この後、2本ルートを登って、今日はお開き。 ダブルロープのデビューは上々だった。 今日、シングルと両方を使い分けることで、その効果がよく理解できた気がする。
△以上、記録の一部。全文は、以下に載せました。
http://alpiniste.hp.infoseek.co.jp/record/uk/20050528_peakd.jis.html
登山ミニ知識編 〜〜 岩登りとザイル 〜〜
岩登りとは、文字通り岩、岸壁を登ること。だから端的にはどう登っ てもいいわけです。裏山の岩をひょいと登れば、それも岩登り。でも、 10m の岩を登っていてもし落ちたら運が良くても大怪我、100m の岩な ら、即死間違いありません。だから、ロープを使って、仮に落ちても 途中で止まるよう、最悪の事態は避けられるように登ります。
昔、ある漫画で、「単独初登頂」の時に、前から垂れているロープに 掴まって登る姿がありましたが……、そのロープ、どうやって張ったっ ちゅうねん、と思わず突っ込んでしまいました。当然、 「初登頂」ならば、自分の手が届く範囲より先にロープを張るのは不 可能です。
現実の岩登りでは、普通は、二人(以上)の組で登ります。

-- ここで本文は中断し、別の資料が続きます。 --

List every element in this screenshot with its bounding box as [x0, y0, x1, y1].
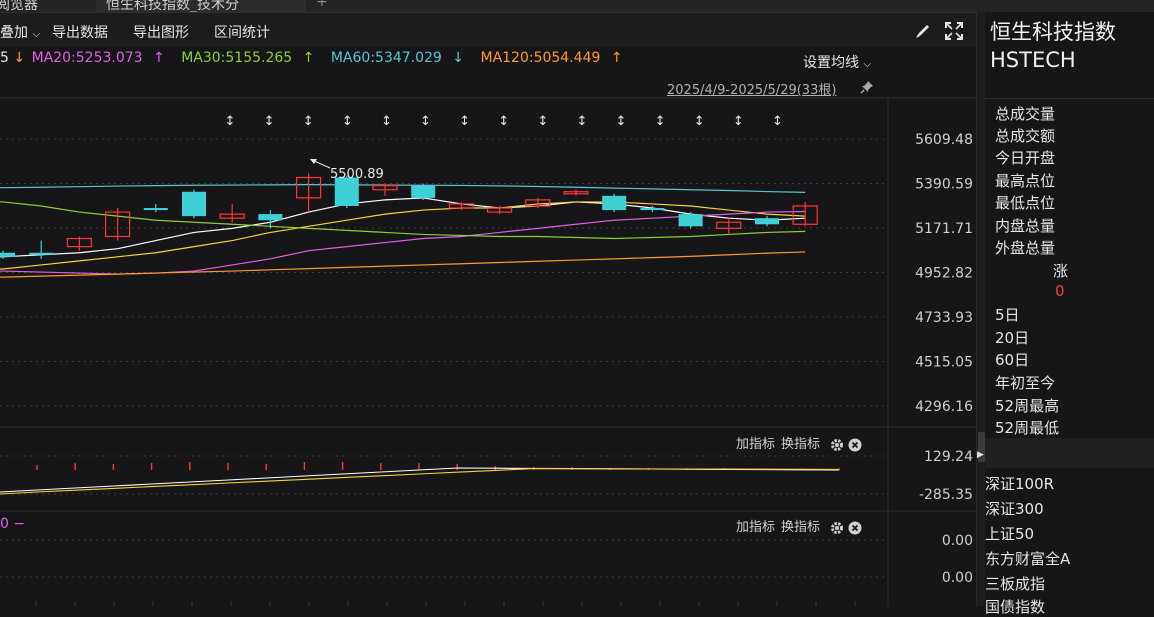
price-tick-label: 4296.16	[915, 399, 973, 415]
change-label: 涨	[1053, 262, 1069, 280]
expand-arrow-icon[interactable]: ▶	[977, 450, 984, 460]
event-marker-icon: ↕	[225, 114, 236, 129]
sub2-lead-value: 0 −	[0, 516, 26, 532]
gear-icon[interactable]	[830, 521, 844, 535]
ma-line-ma120	[0, 251, 806, 278]
candle-body	[411, 185, 436, 198]
period-ytd: 年初至今	[995, 374, 1056, 392]
gear-icon[interactable]	[830, 438, 844, 452]
sub2-toolbar: 加指标 换指标	[736, 516, 862, 535]
candle-body	[755, 218, 779, 225]
event-marker-icon: ↕	[576, 114, 587, 129]
sub1-tick-label: 129.24	[924, 449, 973, 465]
period-52w-low: 52周最低	[995, 419, 1060, 437]
event-marker-icon: ↕	[342, 114, 353, 129]
index-item-neeq[interactable]: 三板成指	[985, 573, 1045, 594]
price-tick-label: 5171.71	[915, 221, 973, 237]
candle-body	[678, 214, 703, 227]
ma-lines	[0, 184, 806, 278]
candle-body	[640, 208, 665, 211]
quote-panel: 恒生科技指数 HSTECH 总成交量 总成交额 今日开盘 最高点位 最低点位 内盘…	[985, 12, 1154, 616]
sub2-tick-label: 0.00	[942, 533, 973, 549]
stat-inner-volume: 内盘总量	[995, 217, 1056, 235]
index-title: 恒生科技指数 HSTECH	[990, 20, 1116, 72]
candle-body	[182, 191, 206, 217]
sub2-add-indicator-button[interactable]: 加指标	[736, 520, 775, 535]
change-value: 0	[1055, 282, 1065, 300]
ma-line-ma60	[0, 184, 806, 193]
event-marker-icon: ↕	[537, 114, 548, 129]
price-tick-label: 4733.93	[915, 310, 973, 326]
event-marker-icon: ↕	[381, 114, 392, 129]
ma-line-ma5	[0, 197, 806, 258]
stat-total-amount: 总成交额	[995, 127, 1056, 145]
sub1-tick-label: -285.35	[919, 487, 973, 503]
stat-high: 最高点位	[995, 172, 1056, 190]
candle-body	[143, 208, 168, 211]
candle-body	[258, 214, 283, 221]
stat-total-volume: 总成交量	[995, 105, 1056, 123]
price-tick-label: 5609.48	[915, 132, 973, 148]
stat-low: 最低点位	[995, 194, 1056, 212]
period-52w-high: 52周最高	[995, 397, 1060, 415]
period-20d: 20日	[995, 329, 1030, 347]
index-item-sse50[interactable]: 上证50	[985, 523, 1034, 544]
event-marker-icon: ↕	[420, 114, 431, 129]
index-item-szse300[interactable]: 深证300	[985, 498, 1044, 519]
panel-blank-row	[985, 438, 1154, 468]
sub-indicator-1: 129.24 -285.35	[0, 449, 973, 503]
event-marker-icon: ↕	[264, 114, 275, 129]
divider	[985, 98, 1154, 99]
close-icon[interactable]	[848, 521, 862, 535]
annotation-label: 5500.89	[330, 167, 384, 182]
index-item-treasury[interactable]: 国债指数	[985, 596, 1045, 617]
event-marker-icon: ↕	[498, 114, 509, 129]
price-tick-label: 5390.59	[915, 177, 973, 193]
sub1-add-indicator-button[interactable]: 加指标	[736, 437, 775, 452]
period-60d: 60日	[995, 351, 1030, 369]
macd-dif-line	[0, 467, 840, 493]
price-axis: 5609.48 5390.59 5171.71 4952.82 4733.93 4515.…	[915, 132, 973, 415]
sub2-switch-indicator-button[interactable]: 换指标	[781, 520, 820, 535]
index-item-szse100r[interactable]: 深证100R	[985, 473, 1054, 494]
event-marker-icon: ↕	[655, 114, 666, 129]
price-tick-label: 4952.82	[915, 266, 973, 282]
candle-body	[0, 252, 15, 257]
event-marker-icon: ↕	[459, 114, 470, 129]
sub1-switch-indicator-button[interactable]: 换指标	[781, 437, 820, 452]
event-marker-icon: ↕	[733, 114, 744, 129]
event-markers: ↕ ↕ ↕ ↕ ↕ ↕ ↕ ↕ ↕ ↕ ↕ ↕ ↕ ↕ ↕	[225, 114, 783, 129]
close-icon[interactable]	[848, 438, 862, 452]
event-marker-icon: ↕	[303, 114, 314, 129]
candle-body	[29, 252, 54, 255]
event-marker-icon: ↕	[694, 114, 705, 129]
price-tick-label: 4515.05	[915, 354, 973, 370]
index-item-eastmoney-all-a[interactable]: 东方财富全A	[985, 548, 1070, 569]
event-marker-icon: ↕	[616, 114, 627, 129]
stat-open: 今日开盘	[995, 149, 1056, 167]
period-5d: 5日	[995, 306, 1020, 324]
event-marker-icon: ↕	[772, 114, 783, 129]
stat-outer-volume: 外盘总量	[995, 239, 1056, 257]
macd-dea-line	[0, 468, 840, 495]
sub1-toolbar: 加指标 换指标	[736, 433, 862, 452]
sub-indicator-2: 0.00 0.00	[942, 533, 973, 586]
sub2-tick-label: 0.00	[942, 570, 973, 586]
candle-body	[602, 195, 627, 211]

最初に登る 人(リーダー)を、後から登る人が、ロープを使って下から確保します。 たとえば、登り初め(垂壁の真ん中を想像して下さい)から 5m 登って、 そこで落ちた場合、リーダーは、崖の下まで落ちる代わりに、確保者 との距離の 2倍、つまり 10m 落ちるだけで済む、という次第。

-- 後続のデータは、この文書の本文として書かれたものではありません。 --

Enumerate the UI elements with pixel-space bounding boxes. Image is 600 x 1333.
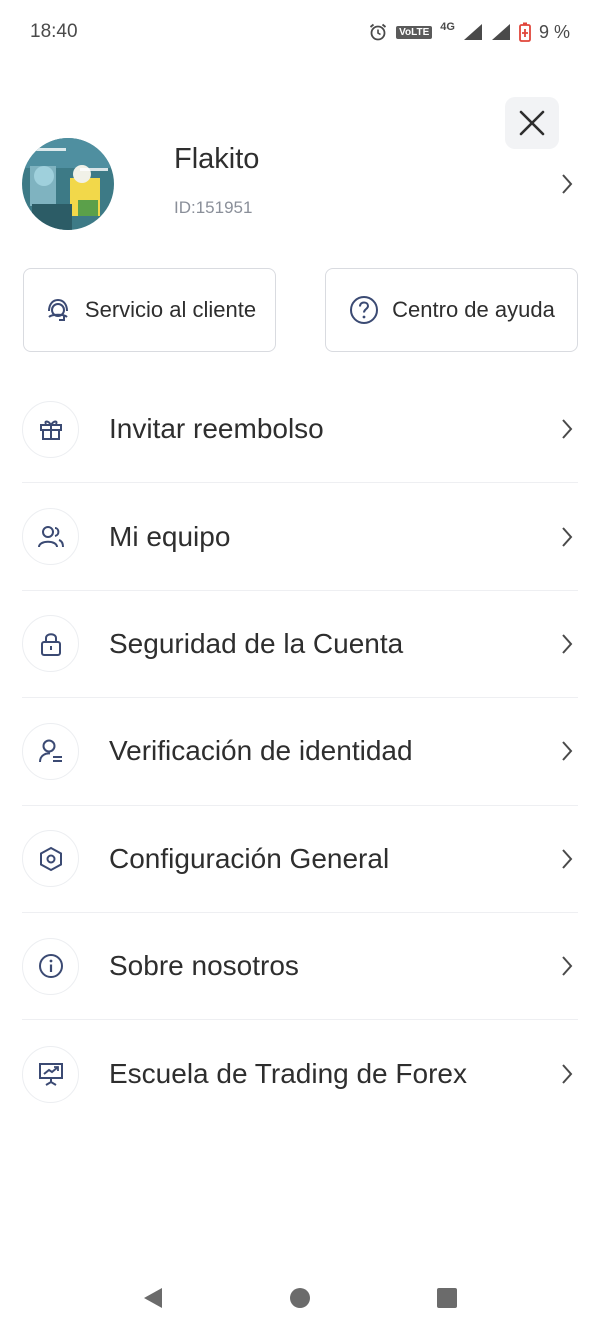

さて、登り初めが平坦な地面なら、これは、要するに 5m、地面まで 落下することと同じこと、つまりロープを使う意味はありません。 それに、どんな状況であれ、10m 落ちるのは落ちる人にとっても 確保する人にとっても、気持ちいいものとは言い難く……、 落下距離は少なければ少ないほどいいのもものの道理です。そこで、 リーダーは、登っていく最中、途中で「中間支点」を作って落下距離を 抑える努力をします。つまり、岸壁の途中で支点を作って、落ちても その支点の少し下までしか落ちないようにします。たとえば、下から 4m のところに中間支点を作った場合、そこから 1m (= 下から 5m) 登ったところで落ちても、落下距離は 2m に過ぎないわけです。
リーダーが上まで登りきったら、今度は、リーダーが上から、ロープ で次に登る人(セカンド)を確保します。これは、単純ですね。落ちて も、落下距離は最小限で済みますし、極論すれば、ロープを頼りにセ カンドを引き上げることも不可能ではありません。
この時に使う太いロープのことを、しばしば「ザイル」と言います。 ドイツ語の Seil です。
Webページ更新情報
- この記事は、以下にも載せました。
http://alpiniste.hp.infoseek.co.jp/magazine/backnumber/eu009.html
See you later!
あとがき
先週末は雨。それでも岩を登ってきました……英国流です。